Thursday, September 26 • 10:30am - 11:00am
Quality-Aware Human-Machine Text Extraction for Biocollections using Ensembles of OCRs

Icaro Alzuru (University of Florida), Rhiannon Stephens (Australian Museum), Andréa Matsunaga (Advanced Computing and Information Systems Laboratory), Maurício Tsugawa (Advanced Computing and Information Systems Laboratory), Paul Flemons (Australian Museum), and José A.B. Fortes (University of Florida)

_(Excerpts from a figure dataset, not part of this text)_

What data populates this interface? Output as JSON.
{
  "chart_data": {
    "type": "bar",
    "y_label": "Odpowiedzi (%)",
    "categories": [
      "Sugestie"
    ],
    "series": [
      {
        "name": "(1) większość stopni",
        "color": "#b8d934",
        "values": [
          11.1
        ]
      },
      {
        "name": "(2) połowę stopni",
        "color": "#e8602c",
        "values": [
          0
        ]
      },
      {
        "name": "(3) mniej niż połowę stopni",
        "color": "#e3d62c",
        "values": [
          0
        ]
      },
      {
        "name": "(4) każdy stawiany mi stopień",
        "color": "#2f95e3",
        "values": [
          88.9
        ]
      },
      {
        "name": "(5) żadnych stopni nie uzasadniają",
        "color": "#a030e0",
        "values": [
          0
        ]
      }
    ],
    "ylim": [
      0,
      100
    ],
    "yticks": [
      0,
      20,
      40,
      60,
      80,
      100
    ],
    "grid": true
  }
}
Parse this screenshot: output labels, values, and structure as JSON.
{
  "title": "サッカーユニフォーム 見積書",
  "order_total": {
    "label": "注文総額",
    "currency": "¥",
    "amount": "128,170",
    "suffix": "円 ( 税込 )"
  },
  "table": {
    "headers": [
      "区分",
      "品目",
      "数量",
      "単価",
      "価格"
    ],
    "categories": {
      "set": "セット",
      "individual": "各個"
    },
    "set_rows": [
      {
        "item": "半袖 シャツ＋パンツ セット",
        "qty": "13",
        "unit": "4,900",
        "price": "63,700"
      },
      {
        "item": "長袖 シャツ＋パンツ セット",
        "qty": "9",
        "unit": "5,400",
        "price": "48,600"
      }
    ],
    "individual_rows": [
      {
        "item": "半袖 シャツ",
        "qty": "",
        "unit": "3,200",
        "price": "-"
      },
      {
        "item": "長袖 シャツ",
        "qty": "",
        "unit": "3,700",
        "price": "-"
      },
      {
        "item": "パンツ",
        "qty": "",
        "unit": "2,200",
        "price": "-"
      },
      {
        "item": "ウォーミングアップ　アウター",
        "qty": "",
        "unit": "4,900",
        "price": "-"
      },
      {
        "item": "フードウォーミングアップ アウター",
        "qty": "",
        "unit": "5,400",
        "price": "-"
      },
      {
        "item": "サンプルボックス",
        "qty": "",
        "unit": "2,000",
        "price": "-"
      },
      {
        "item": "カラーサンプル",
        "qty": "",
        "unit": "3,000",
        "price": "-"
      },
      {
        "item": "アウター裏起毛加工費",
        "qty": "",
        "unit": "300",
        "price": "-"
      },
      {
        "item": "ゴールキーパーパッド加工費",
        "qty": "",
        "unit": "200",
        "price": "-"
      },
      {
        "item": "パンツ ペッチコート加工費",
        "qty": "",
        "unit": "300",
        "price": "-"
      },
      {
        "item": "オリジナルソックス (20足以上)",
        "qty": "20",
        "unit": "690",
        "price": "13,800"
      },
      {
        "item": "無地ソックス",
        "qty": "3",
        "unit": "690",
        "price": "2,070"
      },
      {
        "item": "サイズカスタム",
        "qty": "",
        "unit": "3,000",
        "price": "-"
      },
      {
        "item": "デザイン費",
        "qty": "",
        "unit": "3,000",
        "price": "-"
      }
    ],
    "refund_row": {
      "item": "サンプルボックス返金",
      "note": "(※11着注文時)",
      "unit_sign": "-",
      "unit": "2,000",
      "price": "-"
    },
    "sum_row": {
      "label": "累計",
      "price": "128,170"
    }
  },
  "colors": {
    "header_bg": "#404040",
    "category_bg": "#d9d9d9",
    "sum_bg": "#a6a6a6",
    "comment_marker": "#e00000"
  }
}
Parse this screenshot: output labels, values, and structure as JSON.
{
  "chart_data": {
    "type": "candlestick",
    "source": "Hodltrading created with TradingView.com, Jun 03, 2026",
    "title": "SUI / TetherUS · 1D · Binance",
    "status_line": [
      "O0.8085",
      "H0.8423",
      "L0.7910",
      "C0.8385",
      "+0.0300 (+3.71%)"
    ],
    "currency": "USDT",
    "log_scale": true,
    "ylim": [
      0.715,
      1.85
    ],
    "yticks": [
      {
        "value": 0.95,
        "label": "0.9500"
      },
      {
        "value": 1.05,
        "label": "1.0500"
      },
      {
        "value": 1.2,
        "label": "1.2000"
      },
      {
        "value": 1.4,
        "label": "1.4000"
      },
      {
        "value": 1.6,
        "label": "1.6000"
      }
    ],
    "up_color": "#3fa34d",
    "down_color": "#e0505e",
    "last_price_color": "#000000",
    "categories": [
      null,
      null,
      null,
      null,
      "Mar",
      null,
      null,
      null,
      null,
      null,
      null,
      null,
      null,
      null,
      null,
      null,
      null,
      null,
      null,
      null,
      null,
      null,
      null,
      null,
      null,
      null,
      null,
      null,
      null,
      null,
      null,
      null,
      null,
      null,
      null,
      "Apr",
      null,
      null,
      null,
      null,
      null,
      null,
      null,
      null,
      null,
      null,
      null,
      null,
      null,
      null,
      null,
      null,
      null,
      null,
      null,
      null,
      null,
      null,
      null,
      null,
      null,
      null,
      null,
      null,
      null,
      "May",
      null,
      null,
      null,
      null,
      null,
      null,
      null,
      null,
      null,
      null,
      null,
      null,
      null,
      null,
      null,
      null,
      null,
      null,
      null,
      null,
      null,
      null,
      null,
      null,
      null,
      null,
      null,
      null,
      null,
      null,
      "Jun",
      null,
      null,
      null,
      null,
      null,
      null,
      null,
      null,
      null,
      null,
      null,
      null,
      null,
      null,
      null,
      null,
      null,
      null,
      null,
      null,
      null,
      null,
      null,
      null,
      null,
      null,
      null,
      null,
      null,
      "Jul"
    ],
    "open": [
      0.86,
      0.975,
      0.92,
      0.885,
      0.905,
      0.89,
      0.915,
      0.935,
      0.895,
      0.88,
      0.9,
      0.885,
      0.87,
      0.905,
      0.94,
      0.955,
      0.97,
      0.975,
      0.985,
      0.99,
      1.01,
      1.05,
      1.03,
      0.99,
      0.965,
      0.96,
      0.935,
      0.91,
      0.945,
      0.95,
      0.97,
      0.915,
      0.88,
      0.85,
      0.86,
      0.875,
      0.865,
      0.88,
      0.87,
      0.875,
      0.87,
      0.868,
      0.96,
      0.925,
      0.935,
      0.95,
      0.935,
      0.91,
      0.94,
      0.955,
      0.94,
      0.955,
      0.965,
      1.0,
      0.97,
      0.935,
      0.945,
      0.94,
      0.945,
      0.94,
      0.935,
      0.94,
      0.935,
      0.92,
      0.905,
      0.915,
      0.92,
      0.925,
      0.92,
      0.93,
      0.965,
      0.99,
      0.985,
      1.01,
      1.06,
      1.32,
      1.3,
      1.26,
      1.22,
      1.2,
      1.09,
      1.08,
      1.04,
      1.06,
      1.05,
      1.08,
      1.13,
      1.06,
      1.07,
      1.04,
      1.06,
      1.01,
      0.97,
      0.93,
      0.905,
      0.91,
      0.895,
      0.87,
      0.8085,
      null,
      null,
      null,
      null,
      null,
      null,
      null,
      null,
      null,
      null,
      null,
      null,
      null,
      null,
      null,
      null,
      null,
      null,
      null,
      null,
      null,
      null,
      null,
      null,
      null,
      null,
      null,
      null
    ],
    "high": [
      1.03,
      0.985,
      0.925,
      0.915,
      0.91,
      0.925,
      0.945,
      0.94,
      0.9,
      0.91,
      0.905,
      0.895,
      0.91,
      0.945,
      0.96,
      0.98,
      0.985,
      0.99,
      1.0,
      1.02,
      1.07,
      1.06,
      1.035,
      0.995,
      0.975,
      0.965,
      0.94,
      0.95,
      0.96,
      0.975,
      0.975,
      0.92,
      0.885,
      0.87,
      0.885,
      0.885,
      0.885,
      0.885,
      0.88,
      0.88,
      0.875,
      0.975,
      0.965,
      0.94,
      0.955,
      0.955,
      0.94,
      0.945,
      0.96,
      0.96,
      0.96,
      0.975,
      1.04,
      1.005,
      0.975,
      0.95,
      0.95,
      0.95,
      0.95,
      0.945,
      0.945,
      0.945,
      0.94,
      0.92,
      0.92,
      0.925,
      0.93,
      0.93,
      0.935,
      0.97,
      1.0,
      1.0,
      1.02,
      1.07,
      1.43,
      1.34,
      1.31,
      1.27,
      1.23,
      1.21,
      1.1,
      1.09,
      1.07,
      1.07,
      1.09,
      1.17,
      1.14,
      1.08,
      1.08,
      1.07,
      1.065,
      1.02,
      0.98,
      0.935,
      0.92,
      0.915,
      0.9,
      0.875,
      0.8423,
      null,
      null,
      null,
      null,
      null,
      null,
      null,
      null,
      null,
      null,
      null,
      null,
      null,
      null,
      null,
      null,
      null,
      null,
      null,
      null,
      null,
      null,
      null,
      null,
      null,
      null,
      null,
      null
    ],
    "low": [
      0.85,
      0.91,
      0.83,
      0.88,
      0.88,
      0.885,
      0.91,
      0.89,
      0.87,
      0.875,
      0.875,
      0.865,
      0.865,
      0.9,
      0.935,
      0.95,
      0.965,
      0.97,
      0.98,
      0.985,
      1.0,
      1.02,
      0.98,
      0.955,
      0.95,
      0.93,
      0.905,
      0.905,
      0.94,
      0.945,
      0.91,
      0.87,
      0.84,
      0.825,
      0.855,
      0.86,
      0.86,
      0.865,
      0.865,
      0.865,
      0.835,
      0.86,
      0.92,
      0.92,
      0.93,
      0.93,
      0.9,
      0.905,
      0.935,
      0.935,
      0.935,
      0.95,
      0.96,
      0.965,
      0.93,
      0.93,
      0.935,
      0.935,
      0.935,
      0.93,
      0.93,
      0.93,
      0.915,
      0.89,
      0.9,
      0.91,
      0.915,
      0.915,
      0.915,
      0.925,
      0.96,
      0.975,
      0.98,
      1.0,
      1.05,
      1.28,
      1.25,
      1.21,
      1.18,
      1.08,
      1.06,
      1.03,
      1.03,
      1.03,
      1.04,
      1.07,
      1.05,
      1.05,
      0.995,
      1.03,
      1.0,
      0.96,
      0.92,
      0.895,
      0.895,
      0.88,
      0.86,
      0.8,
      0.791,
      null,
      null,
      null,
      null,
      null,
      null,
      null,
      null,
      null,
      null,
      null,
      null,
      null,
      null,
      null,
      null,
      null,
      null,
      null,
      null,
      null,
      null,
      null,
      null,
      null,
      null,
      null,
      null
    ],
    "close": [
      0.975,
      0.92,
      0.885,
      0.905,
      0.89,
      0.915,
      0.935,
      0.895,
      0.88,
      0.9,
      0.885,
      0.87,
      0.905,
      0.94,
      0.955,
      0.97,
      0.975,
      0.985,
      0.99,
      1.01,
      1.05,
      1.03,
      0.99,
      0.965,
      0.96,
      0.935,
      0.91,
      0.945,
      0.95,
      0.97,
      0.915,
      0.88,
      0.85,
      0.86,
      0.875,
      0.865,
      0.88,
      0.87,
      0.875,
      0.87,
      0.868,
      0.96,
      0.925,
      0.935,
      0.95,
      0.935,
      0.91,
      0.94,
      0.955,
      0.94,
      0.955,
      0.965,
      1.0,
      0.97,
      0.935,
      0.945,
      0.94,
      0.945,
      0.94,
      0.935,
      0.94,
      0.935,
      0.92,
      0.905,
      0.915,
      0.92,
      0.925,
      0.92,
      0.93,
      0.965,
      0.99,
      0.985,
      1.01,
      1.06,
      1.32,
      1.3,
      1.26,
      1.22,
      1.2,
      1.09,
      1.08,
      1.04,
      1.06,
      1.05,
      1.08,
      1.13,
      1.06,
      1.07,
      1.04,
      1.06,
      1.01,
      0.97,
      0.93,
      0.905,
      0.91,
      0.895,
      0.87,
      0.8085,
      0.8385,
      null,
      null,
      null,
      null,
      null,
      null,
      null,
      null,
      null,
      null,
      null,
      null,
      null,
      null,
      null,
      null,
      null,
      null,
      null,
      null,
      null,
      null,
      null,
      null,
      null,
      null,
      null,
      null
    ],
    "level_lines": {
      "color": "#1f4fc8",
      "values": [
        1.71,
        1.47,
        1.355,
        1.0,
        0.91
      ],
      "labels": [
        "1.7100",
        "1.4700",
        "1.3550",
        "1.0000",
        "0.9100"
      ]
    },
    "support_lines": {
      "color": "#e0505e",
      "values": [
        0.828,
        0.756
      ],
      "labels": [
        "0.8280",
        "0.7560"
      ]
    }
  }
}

Information Extraction (IE) from the text in images is affected by the output quality of the text recognition process. Misspelled or missing text may propagate errors or even preclude IE. The low confidence in automated methods makes some IE projects exclusively rely on human work (crowdsourcing). That is the case of biological collections (biocollections), where the metadata (Darwin-core Terms), found in digitized labels, are transcribed by citizen scientists. In this paper, we present an approach to reduce the number of crowdsourcing tasks required to obtain the transcription of the text found in biocollections’ images. By using an ensemble of Optical Character Recognition (OCR) engines: OCRopus, Tesseract, and the Google Cloud OCR, our approach identifies the lines and characters that, with a high probability, are correct. This allows dedicating man-hours to the transcription of only low confidence fragments of text. The number of lines to transcribe is also reduced through hybrid human-machine crowdsourcing: the output of the ensemble of OCRs is used as the first "human" transcription of the redundant crowdsourcing process. Our approach was tested in six biocollections (2,966 images), reducing the number of crowdsourcing tasks by 76% (58% due to lines accepted by the ensemble of OCRs and about 18% due to accelerated convergence when using hybrid crowdsourcing). The automatically extracted text presented a character error rate of 0.001 (0.1%).